The unions also argue that the 16 years of Erdogan’s Justice and Development Party’s rule have been marked not only by fast development and economic growth, but also by almost 25,000 deaths in work-related accidents.
Seyit Aslan, the president of the Food Workers Union, said, ‘The government is trying to put the blame for workers’ deaths on the shoulders of the workers [themselves]. These work deaths are the result of an extreme mentality of exploitation of capital.”
A statement from the metal workers union said, “The lack of regulation and precautions causes workers to die or be injured. No one asks anything of the bosses. The ones who are actually responsible for worker deaths are not punished. In court, the business owner’s responsibilities are ignored.”
The families of the Soma victims say that they will fight on in the courts for as long as necessary.
Aygül Yüksel, who lost her husband Ali, said that she had vowed not to rest until those responsible were brought to justice.
“This trial should be a lesson for other employers to take the necessary precautions so that workers will not die,” she said.
Their lawyer Aslan also emphasised that families of the victims of the Soma accident would not give up until justice was served, adding, “They are prepared to take this case to an international court, if necessary.”

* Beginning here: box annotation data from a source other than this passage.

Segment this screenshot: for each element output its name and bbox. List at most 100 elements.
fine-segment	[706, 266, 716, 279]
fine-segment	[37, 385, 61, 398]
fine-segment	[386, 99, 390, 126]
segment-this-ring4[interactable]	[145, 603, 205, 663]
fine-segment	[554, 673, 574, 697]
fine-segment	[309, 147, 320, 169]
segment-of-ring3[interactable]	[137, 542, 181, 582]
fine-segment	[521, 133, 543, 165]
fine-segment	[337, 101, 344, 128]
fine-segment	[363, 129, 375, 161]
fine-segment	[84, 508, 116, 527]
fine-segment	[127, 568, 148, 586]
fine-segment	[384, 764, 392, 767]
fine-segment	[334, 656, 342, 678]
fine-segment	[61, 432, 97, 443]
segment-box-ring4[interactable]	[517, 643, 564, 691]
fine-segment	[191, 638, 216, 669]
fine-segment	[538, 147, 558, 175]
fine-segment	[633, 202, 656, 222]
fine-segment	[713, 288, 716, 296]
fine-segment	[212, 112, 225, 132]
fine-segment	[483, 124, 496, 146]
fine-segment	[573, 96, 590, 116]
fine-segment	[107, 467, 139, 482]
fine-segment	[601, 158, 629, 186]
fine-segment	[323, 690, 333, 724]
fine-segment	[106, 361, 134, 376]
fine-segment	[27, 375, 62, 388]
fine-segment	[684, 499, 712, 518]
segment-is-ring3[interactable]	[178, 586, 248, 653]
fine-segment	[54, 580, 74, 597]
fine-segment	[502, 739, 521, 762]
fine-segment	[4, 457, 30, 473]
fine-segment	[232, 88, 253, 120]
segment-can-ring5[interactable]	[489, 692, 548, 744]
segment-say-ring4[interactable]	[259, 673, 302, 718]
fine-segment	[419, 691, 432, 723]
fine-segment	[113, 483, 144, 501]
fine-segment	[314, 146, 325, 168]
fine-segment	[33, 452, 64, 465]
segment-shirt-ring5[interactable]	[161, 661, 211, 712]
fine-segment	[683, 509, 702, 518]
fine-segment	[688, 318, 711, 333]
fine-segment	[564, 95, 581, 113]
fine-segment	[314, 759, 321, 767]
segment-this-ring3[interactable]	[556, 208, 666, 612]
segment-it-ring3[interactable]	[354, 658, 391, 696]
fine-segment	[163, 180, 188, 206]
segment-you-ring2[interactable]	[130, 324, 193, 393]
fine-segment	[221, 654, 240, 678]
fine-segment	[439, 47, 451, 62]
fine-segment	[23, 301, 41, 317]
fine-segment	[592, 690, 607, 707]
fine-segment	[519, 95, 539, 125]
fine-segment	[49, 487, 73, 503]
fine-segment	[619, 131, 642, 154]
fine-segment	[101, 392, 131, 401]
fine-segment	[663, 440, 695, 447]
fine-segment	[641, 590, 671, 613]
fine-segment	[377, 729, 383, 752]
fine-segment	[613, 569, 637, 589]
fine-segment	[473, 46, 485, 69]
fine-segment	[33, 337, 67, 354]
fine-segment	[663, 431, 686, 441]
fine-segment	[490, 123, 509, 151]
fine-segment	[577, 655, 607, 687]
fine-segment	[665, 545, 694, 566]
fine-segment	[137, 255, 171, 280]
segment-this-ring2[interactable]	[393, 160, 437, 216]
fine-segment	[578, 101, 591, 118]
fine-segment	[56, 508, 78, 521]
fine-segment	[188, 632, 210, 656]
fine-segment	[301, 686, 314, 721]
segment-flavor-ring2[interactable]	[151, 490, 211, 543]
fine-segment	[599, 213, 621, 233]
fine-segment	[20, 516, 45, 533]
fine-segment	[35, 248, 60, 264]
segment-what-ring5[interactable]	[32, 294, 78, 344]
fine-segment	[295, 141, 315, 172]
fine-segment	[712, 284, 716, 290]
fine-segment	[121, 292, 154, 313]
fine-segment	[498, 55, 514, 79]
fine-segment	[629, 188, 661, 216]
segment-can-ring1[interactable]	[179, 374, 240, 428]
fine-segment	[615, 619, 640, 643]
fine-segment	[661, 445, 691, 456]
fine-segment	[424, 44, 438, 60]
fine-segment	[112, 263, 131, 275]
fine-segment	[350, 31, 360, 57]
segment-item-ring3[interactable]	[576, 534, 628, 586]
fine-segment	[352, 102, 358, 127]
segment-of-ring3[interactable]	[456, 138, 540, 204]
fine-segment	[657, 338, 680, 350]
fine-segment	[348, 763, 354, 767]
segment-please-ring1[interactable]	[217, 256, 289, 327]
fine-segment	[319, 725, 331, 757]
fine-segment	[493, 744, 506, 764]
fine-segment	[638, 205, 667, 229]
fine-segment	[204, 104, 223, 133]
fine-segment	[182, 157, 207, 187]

*Additional note: Just a few days before this article was to be published, the judges deciding on the Soma case announced their ruling. Out of 51 accused, 15 were found guilty and 36 were acquitted. The owner of the mining company, Cem Gürkan, received a sentence of 15 years in prison, but he is expected to be released after serving two thirds of it, including the time he has already spent in detention. The victims’ relatives and their lawyers are deeply disappointed with the verdict and said they would continue to fight for justice at international courts.